Gezi olaylarının kukuletalı faiz lobisi, Alman bilmemnesi, şusu busu sonrasında elde kala kala tutuklamak için gariban bir bayrak satıcısı kaldı! Merhamet Sarıçiçek'in sözleri bir yaşam mücadelesinden süzülmüş öfke ile suratımıza tokat gibi çarpıyor.

7 kişilik örgüt
Okuma yazma bilmeyen insanların, geçim derdinde 7 kişilik bir ailenin ve hayata tutunmaya çalışan böylesine gariban bir hikâyenin geldiği nokta karşısında hayata hiçbir şey olmamış gibi devam etmemizin imkân ve ihtimali yok.

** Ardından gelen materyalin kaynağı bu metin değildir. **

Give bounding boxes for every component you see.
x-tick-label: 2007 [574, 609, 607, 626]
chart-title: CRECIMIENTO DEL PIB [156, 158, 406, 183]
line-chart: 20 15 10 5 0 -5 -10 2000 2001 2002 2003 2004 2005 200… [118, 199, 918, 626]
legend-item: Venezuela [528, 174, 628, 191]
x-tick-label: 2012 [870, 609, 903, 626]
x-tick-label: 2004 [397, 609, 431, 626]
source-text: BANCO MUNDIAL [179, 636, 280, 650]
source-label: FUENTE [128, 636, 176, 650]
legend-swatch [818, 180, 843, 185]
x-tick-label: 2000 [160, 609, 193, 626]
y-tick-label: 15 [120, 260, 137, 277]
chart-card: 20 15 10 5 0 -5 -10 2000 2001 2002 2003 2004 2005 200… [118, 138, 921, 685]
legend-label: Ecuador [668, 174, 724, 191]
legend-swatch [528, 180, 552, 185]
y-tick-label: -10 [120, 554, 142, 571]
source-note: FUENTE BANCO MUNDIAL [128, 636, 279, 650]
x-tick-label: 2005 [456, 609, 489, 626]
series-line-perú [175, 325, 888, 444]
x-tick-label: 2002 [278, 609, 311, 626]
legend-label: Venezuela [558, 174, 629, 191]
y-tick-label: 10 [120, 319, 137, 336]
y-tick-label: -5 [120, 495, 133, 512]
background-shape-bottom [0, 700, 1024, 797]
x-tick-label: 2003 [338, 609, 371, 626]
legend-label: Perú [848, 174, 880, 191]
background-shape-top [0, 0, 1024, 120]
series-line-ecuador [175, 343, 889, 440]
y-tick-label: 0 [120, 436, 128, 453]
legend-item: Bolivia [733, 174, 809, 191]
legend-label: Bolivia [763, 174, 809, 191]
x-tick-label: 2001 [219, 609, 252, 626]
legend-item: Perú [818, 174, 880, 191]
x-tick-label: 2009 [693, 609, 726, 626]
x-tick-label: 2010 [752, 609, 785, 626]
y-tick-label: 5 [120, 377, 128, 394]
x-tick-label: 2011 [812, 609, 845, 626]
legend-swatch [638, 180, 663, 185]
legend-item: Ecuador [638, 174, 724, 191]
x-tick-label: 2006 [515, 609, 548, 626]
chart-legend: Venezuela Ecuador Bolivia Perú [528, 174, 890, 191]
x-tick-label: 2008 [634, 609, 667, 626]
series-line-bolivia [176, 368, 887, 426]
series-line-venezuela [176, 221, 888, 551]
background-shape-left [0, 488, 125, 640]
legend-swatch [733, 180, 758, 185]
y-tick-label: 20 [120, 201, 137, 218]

Hadi biz çocuklarımıza bunu anlatırken bu adaletsizliği birilerini suçlayarak açıkladık diyelim peki ama Gezi eylemleri sonrasındaki onca afili komplo teorisinden sonra bu gariban bayrak satıcısının başına gelen korkunç adaletsizliği bu ülkeyi yönetenler çocuklarına nasıl açıklayacaklar?

Merhamet Sarıçiçek'in dediği gibi palalı bir saldırganı hoşgören, kollayan, yurtdışına kaçırılmasına kol-kanat geren bir adalet anlayışı ekmeği derdindeki gariban bir bayrak satıcısının cezaevine sürüklenme öyküsünü hangi kelimelerle izah edecek?

Bu yaz adli tatille beraber vicdanlar da tatile çıktı anlaşılan.

Sefiller romanından, Kafka romanlarından, Gulag filmlerinden ödünç alınmış çok büyük vicdan yaralarının açıldığı bir yazı yaşıyoruz.